Eglises, mosquées, synagogues : la reprise des cultes sera stricte

Le Conseil d’Etat enjoint le gouvernement à lever l’interdiction des célébrations religieuses dans les lieux de culte, jugée disproportionnée. Évêques, rabbins et imams promettent de mesures sanitaires strictes.

Prier avec un masque, à un mètre les uns des autres, avant de s’asperger les mains de gel hydroalcoolique… Encore inimaginable en janvier dernier, ce mode de pratique religieux va devenir obligatoire. Le Conseil d’Etat a estimé lundi 18 mai que l’interdiction de tout rassemblement dans les églises, mosquées et synagogues, était « disproportionnée » en période de déconfinement. Le gouvernement a huit jours pour permettre aux fidèles de tous les cultes de se rassembler de nouveau.

En vue de cette réouverture, les religions chrétienne, musulmane et juive s’organisent pour éviter une propagation du virus dans leurs établissements. Dans la cathédrale d’Auxerre, tout est « déjà prêt », souligne Mgr Hervé Giraud, archevêque de Sens-Auxerre.

Au sein du monument, qui peut accueillir 400 personnes, seulement « 250 chaises ont été disposées, à un mètre de distance », rapporte-t-il. Le gel est à disposition et, pour les prières et les chants, chaque fidèle aura droit à sa propre feuille et son livre. Des mesures prises à l’initiative des membres de la cathédrale. « J’attends des informations claires du gouvernement, s’impatiente l’archevêque. Est-ce qu’on va pouvoir se rassembler à plus de 10 ? »

L’Aïd menacée 

Malgré une distanciation physique à laquelle « les gens ne sont pas habitués dans les lieux de culte », Mgr Hervé Giraud voit dans ces circonstances une occasion « de prier autrement ». « Les gens vont découvrir une nouvelle dimension dans la pratique. Prendre l’air dans une cathédrale où on ne sera pas les uns sur les autres, ce n’est peut-être pas plus mal ! »

La décision du Conseil d’Etat sur les célébrations religieuses était en phase avec « les réclamations de tous les fidèles », selon M’hammed Henniche, secrétaire général de l’Union des associations musulmanes de Seine-Saint-Denis. « Pourquoi les lieux de cultes seraient les derniers à rouvrir, alors que beaucoup de commerces le sont depuis le début du déconfinement ? »
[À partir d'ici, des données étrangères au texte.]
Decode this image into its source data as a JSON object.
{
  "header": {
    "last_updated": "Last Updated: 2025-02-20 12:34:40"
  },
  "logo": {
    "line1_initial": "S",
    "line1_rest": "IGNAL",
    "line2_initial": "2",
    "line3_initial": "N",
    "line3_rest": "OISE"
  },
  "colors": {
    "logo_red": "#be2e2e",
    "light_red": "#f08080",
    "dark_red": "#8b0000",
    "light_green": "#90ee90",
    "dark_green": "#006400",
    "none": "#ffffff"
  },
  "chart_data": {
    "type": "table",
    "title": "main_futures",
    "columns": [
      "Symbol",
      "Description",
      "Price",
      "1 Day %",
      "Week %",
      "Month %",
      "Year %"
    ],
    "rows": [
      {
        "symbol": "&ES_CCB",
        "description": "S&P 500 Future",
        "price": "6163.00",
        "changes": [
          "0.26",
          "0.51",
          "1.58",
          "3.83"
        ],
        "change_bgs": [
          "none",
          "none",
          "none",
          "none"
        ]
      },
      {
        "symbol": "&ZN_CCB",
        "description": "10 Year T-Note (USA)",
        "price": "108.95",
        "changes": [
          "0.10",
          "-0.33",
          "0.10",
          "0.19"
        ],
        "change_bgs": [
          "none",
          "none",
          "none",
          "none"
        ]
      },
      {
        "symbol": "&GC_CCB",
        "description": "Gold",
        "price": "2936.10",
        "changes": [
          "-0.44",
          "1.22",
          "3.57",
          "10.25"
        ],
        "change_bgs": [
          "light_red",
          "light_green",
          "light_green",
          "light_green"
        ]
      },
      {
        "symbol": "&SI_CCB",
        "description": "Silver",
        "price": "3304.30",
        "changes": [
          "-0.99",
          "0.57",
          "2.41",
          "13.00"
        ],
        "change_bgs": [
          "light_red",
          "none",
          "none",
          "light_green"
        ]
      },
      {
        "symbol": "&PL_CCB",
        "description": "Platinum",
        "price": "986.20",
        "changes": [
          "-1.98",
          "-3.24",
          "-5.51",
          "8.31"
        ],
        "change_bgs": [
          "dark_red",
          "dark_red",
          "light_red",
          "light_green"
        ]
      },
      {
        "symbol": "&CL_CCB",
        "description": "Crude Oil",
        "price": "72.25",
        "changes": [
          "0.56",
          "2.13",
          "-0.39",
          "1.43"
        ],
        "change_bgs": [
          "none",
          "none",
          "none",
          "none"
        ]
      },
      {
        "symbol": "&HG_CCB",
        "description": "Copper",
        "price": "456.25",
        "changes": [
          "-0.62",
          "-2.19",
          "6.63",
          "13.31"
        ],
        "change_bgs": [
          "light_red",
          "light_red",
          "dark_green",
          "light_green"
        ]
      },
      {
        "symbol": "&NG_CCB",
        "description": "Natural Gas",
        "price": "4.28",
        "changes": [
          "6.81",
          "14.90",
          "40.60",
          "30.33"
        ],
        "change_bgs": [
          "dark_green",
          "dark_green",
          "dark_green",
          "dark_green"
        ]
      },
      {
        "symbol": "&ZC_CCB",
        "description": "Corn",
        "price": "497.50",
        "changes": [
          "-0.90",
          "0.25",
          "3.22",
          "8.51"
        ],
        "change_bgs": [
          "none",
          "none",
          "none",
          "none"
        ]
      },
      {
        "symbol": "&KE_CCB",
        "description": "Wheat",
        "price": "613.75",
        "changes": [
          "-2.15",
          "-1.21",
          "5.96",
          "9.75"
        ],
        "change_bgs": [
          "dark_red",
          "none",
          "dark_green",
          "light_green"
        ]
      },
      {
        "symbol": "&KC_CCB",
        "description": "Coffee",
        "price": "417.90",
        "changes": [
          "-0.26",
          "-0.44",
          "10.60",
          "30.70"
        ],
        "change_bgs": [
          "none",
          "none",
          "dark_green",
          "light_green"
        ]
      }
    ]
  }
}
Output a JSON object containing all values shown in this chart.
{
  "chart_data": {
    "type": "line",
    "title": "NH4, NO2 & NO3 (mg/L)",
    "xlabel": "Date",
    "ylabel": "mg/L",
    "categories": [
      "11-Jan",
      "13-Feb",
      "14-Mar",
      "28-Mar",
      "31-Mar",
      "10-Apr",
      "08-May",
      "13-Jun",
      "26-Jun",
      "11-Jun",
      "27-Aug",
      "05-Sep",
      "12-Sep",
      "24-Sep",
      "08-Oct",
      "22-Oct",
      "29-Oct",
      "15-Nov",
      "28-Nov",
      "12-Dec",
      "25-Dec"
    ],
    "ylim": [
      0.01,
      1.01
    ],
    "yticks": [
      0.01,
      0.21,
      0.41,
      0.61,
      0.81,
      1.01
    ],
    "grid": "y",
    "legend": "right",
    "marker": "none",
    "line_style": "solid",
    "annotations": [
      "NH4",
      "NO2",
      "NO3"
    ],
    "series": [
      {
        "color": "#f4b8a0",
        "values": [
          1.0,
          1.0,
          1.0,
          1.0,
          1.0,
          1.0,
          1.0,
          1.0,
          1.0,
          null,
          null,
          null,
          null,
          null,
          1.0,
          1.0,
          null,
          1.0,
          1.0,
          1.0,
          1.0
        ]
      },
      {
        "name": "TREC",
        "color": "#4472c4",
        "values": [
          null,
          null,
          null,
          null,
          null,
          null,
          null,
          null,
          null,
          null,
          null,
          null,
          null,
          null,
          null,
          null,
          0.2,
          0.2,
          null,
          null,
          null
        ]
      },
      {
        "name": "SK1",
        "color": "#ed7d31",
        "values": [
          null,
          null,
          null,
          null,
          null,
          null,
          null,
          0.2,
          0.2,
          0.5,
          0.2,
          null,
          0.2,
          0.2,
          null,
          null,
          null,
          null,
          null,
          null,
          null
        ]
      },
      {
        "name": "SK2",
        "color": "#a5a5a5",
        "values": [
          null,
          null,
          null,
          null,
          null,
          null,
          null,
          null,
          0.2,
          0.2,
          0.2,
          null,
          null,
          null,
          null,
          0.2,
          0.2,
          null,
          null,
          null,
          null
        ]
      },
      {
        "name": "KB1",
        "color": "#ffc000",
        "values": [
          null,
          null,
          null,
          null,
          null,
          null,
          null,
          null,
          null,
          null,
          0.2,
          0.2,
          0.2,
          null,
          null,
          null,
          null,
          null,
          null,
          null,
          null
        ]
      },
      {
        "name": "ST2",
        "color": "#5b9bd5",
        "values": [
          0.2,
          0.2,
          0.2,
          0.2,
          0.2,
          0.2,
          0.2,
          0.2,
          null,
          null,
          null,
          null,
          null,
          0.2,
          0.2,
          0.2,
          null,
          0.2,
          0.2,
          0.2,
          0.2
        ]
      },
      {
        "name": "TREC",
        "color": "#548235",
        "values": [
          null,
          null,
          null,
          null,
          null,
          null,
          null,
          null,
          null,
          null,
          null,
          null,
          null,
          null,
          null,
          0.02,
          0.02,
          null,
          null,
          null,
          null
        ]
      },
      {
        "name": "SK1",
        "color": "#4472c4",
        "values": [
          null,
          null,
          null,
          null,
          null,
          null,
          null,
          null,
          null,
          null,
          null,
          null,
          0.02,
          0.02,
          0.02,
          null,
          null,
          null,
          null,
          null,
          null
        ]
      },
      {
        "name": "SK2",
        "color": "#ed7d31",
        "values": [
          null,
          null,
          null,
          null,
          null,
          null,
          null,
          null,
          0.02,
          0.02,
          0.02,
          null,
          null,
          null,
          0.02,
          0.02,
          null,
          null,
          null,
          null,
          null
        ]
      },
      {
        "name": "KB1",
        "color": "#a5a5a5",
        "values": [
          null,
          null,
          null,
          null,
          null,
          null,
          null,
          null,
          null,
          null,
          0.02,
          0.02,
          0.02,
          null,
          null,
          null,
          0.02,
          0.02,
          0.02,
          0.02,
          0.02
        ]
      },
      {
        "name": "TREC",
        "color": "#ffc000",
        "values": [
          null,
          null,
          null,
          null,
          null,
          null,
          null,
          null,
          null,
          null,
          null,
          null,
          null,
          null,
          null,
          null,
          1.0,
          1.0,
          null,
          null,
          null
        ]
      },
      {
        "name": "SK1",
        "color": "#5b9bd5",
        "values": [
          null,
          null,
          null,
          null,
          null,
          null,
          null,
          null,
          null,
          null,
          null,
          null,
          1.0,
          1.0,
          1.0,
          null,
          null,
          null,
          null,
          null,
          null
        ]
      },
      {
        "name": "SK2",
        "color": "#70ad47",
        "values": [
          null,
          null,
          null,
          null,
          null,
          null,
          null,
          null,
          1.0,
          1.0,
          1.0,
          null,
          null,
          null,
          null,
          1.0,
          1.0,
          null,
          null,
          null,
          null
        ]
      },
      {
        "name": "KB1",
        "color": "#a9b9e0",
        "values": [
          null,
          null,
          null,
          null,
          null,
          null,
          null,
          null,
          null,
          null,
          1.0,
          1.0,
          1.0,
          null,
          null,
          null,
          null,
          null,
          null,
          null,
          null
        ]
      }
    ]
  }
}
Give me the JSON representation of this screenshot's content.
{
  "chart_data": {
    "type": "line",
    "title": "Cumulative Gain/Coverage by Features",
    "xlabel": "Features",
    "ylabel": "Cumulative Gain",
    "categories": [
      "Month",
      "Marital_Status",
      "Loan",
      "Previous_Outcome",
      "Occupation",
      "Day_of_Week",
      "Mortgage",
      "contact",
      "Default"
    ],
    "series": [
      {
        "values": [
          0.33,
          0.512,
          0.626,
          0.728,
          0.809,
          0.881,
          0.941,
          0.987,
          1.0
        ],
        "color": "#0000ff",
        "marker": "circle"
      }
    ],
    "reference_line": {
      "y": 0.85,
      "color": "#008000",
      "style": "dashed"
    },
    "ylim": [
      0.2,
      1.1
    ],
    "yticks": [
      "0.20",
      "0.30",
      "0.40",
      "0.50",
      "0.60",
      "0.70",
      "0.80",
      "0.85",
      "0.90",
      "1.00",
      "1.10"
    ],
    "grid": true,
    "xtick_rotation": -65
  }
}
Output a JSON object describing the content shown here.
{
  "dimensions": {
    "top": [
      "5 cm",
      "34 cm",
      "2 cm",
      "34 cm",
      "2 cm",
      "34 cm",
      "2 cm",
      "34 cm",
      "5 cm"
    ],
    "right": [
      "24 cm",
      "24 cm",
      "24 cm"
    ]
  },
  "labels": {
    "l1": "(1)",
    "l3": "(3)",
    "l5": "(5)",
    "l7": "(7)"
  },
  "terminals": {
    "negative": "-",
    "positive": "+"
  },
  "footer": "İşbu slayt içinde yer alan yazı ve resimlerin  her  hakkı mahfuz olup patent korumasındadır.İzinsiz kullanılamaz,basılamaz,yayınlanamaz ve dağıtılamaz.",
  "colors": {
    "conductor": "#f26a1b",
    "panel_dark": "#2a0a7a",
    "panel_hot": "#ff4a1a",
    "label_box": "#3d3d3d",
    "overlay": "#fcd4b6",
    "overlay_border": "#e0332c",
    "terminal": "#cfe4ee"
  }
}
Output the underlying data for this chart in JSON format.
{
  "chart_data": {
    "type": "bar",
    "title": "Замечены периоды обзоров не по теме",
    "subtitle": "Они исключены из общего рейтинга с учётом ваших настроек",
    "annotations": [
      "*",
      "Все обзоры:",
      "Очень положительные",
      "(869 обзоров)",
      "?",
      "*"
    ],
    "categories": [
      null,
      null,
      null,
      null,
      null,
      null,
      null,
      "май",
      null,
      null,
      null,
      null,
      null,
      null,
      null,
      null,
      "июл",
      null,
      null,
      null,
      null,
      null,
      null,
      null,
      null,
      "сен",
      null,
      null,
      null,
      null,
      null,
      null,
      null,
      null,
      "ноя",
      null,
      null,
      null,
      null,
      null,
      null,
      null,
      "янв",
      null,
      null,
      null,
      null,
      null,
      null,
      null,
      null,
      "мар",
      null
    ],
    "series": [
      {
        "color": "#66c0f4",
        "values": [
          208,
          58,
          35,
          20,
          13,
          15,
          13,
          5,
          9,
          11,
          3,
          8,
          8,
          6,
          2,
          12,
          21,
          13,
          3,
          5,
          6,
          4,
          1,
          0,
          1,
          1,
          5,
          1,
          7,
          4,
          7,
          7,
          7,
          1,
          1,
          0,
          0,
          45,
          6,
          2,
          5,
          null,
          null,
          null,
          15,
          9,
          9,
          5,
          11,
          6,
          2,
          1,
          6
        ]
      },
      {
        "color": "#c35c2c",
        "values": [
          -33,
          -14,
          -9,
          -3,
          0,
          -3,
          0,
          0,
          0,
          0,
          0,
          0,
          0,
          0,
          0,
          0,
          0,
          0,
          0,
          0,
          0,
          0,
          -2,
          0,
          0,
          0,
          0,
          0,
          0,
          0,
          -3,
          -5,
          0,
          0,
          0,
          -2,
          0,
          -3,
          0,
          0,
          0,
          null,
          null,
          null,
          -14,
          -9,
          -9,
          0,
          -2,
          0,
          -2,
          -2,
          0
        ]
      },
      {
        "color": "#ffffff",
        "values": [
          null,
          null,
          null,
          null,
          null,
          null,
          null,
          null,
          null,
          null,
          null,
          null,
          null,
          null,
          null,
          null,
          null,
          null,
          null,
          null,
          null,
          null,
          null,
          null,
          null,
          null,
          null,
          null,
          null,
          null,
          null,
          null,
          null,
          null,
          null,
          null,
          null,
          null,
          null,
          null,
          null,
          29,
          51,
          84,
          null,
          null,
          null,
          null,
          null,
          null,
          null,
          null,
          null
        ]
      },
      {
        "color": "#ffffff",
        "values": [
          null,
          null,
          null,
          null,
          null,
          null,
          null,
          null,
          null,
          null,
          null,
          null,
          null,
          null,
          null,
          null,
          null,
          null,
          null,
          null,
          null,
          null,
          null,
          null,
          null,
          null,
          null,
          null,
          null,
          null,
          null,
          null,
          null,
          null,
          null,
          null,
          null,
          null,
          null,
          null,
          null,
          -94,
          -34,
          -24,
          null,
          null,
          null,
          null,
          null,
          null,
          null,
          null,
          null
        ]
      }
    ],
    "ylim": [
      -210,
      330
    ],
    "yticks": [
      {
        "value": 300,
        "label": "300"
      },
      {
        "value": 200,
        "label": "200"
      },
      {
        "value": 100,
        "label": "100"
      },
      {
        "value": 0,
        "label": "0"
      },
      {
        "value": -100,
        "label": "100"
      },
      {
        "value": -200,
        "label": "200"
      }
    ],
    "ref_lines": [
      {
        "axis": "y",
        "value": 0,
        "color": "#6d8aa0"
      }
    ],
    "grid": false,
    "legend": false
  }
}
M’hammed Henniche énonce des mesures claires dans toutes les mosquées : « Ce sera masque obligatoire, gel à l’entrée, et surtout, plus de prières traditionnelles en rangs serrés » Là aussi, les pratiquants devront s’espacer d’un mètre. Plusieurs offices seront dispensés tout au long de la journée, en nombre limité. « On a prévu de nous adapter, pourvu qu’on nous laisse ! », lance le responsable religieux. Il se projette maintenant sur la fête de l’Aïd el-Fitr, alors que le mois de ramadan a été « un rendez-vous manqué » à ses yeux. Pour que cette festivité ait lieu, prévue le week-end du 23 mai, il faudra que le gouvernement lève l’interdiction des célébrations dans les lieux de culte avant les huit jours maximums qui lui sont autorisés.

Les synagogues resteront fermées

La question ne se posera pas du côté de la communauté juive. « Nous allons laisser nos synagogues fermées, y compris pour la prochaine fête majeure, Chavouot, qui a lieu dans huit jours », tranche le rabbin Gabriel Farhi, du mouvement juif libéral de France. « Nous n’allons pas mettre en danger les fidèles, et ils nous félicitent que l’on soient prudents. » Le rabbin assure ne pas « ressentir d’urgence. »

Gabriel Farhi se rappelle de la fête de Pourim (9–10 mars), en début d’épidémie, lorsqu’« énormément de personnes » s’étaient rassemblées, sans « mesurer les risques » à l’époque. De nombreux fidèles avaient été contaminés. « Cela nous a refroidi », avoue Gabriel Farhi. « De toute façon, dans la tradition juive, on considère que le lieu le plus saint, c’est la maison. » Chez soi, pas besoin de masque, de mètre de distance, ni de gel hydroalcoolique.